A disease that would slowly but steadily rob him of his mobility, his speech and ultimately his life. I refused to believe a disease like that existed. Little did I know that my life would later take a course in which I would not only develop close relationships with a number of people living with this devastating disease, but that I would actually be developing software to help them continue to lead a meaningful life.
What is ALS
Amyotrophic lateral sclerosis (ALS), also referred to as MND (motor neuron disease) or Lou Gehrig’s disease, is a progressive neurodegenerative disease that affects nerve cells in the brain and the spinal cord. Motor neurons connect the brain through the spinal cord to the muscles throughout the body. As ALS causes the motor neurons to degenerate, the ability of the brain to initiate and control muscle movement is lost, eventually leading to total paralysis. Arms, legs, speech, swallowing or breathing are gradually affected but the order may vary from person to person. And while the ice-bucket challenge and the ‘Theory of Everything’ have undeniably increased the awareness of ALS, relatively little is still known about its cause or cure. The one thing that I have personally witnessed over the years is that ALS typically hits people at the peak of their lives with devastating impact on the individuals and their loved ones.
My personal ALS journey
When I started AssistiveWare my goal was to develop an on-screen keyboard for a friend who had a spinal cord injury after a car accident and needed help accessing his Mac. Soon after that I was contacted by people diagnosed with ALS. Also they were looking for ways to continue to access their Mac even though they could no longer use a mouse or keyboard.

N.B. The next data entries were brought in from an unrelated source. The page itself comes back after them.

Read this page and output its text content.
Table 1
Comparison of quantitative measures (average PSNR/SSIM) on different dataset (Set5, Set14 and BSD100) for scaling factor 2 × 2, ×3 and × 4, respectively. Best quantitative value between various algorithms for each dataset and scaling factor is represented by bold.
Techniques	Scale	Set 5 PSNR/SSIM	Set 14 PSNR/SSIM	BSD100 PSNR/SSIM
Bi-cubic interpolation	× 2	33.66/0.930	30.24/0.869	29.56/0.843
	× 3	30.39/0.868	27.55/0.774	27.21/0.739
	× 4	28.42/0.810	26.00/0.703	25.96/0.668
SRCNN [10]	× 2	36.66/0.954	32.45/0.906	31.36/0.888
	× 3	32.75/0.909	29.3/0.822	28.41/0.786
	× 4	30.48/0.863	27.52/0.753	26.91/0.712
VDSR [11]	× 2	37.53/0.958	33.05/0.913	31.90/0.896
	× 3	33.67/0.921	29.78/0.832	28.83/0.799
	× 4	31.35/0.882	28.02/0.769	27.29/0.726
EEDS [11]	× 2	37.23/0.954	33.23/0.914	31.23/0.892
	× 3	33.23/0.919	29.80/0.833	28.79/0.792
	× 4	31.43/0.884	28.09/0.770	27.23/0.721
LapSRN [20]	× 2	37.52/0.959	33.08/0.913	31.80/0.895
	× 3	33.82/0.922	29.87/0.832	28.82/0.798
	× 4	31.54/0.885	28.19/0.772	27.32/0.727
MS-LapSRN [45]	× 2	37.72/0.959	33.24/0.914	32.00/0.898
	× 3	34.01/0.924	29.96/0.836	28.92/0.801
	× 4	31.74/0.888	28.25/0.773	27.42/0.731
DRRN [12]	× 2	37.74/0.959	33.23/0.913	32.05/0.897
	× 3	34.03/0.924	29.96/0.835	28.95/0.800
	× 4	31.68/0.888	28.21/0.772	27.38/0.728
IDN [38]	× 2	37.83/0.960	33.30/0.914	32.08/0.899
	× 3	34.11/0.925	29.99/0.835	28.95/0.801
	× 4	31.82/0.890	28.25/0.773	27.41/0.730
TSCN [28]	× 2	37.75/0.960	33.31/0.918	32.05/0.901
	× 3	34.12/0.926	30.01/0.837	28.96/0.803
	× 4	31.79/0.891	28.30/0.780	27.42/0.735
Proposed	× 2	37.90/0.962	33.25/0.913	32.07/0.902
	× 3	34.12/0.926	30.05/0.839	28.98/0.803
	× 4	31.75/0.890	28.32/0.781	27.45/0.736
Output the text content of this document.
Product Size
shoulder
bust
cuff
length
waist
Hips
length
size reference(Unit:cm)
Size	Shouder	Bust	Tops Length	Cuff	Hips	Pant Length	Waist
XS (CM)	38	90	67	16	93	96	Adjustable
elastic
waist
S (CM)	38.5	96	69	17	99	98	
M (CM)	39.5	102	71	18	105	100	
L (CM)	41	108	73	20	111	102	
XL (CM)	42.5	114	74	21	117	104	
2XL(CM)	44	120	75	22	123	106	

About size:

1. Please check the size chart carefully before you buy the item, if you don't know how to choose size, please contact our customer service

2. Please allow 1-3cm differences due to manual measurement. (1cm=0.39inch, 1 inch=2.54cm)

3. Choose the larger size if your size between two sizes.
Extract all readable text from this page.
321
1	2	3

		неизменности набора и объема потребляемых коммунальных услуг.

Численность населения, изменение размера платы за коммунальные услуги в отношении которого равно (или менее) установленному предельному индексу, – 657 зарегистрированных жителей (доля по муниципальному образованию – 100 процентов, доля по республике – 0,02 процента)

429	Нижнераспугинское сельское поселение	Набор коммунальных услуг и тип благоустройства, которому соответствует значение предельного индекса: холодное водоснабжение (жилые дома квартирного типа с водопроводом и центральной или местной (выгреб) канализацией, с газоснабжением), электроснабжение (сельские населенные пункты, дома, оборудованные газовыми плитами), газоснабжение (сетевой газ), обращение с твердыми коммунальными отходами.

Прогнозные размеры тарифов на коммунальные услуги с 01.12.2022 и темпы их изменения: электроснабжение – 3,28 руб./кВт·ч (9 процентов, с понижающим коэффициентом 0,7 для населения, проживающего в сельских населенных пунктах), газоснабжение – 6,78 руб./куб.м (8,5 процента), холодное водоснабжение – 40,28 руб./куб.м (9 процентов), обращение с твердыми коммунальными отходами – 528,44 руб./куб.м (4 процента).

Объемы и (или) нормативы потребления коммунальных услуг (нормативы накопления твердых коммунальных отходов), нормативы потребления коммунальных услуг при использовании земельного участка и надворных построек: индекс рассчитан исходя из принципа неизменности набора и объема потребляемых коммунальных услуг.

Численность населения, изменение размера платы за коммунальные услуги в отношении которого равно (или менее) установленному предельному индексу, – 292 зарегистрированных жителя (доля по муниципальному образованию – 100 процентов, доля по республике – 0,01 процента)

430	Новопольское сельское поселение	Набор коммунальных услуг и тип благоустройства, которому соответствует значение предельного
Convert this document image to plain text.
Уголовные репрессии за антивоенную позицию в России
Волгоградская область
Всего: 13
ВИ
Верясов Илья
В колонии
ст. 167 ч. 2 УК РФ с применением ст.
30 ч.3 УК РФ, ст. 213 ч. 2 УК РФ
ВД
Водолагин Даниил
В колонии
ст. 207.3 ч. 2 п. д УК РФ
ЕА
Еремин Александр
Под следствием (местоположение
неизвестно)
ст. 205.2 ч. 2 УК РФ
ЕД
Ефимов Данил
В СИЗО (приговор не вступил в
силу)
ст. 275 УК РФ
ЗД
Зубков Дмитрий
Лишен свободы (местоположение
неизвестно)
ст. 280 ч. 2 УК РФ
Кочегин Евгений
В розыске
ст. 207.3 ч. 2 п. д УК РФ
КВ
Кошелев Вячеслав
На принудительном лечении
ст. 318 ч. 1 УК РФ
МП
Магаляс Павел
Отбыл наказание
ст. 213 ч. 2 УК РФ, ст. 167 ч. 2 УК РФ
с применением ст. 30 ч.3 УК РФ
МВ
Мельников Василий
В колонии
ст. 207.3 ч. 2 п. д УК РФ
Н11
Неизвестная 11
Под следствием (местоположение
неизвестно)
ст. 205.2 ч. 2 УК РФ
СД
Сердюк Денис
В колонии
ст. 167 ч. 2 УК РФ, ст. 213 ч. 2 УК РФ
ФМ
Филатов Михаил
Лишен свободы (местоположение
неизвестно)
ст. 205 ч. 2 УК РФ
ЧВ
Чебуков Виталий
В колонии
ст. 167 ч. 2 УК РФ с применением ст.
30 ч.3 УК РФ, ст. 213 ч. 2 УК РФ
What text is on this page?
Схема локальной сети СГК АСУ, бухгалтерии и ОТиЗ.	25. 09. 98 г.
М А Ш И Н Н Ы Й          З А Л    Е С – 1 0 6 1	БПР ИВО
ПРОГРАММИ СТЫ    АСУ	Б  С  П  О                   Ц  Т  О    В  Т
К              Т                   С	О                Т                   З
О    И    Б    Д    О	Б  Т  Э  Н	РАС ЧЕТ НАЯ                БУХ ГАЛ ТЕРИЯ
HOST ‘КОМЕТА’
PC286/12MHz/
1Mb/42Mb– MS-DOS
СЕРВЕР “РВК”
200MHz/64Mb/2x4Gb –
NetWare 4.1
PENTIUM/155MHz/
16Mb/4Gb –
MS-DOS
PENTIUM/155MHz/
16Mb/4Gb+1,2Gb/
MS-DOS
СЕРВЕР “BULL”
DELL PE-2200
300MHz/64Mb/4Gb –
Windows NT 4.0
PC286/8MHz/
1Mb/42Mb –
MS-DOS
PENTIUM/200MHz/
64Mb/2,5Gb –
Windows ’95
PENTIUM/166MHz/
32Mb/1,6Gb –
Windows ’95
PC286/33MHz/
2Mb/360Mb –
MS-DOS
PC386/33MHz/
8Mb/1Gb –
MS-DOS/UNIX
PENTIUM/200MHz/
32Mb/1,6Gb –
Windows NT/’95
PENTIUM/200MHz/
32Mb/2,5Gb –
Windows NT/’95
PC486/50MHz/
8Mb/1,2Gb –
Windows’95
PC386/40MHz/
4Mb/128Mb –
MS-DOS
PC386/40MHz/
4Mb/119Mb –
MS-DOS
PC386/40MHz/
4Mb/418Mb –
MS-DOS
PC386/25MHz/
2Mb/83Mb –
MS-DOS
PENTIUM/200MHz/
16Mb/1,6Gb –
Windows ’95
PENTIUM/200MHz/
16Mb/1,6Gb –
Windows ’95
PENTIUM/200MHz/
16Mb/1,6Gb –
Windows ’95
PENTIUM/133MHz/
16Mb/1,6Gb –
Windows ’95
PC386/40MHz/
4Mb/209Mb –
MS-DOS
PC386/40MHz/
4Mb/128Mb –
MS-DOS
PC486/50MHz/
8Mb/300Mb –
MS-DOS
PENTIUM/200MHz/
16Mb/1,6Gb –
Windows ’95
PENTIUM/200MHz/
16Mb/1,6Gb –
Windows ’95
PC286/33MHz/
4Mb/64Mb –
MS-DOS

The first person I met with ALS was Marie-France, a mathematician and teacher who lived in Paris. She was one of our first SwitchXS users and an amazing inspiration. When I first visited her she could no longer move her limbs or speak. She used SwitchXS to access her computer with a slight twitch of a cheek muscle and thus was able to go online and take care of the family’s shopping and banking. Until a few years ago, I visited her and her husband once or twice a year in Paris and even got to know her children. In 2012 I attended her funeral after she lost the unfair battle against her disease.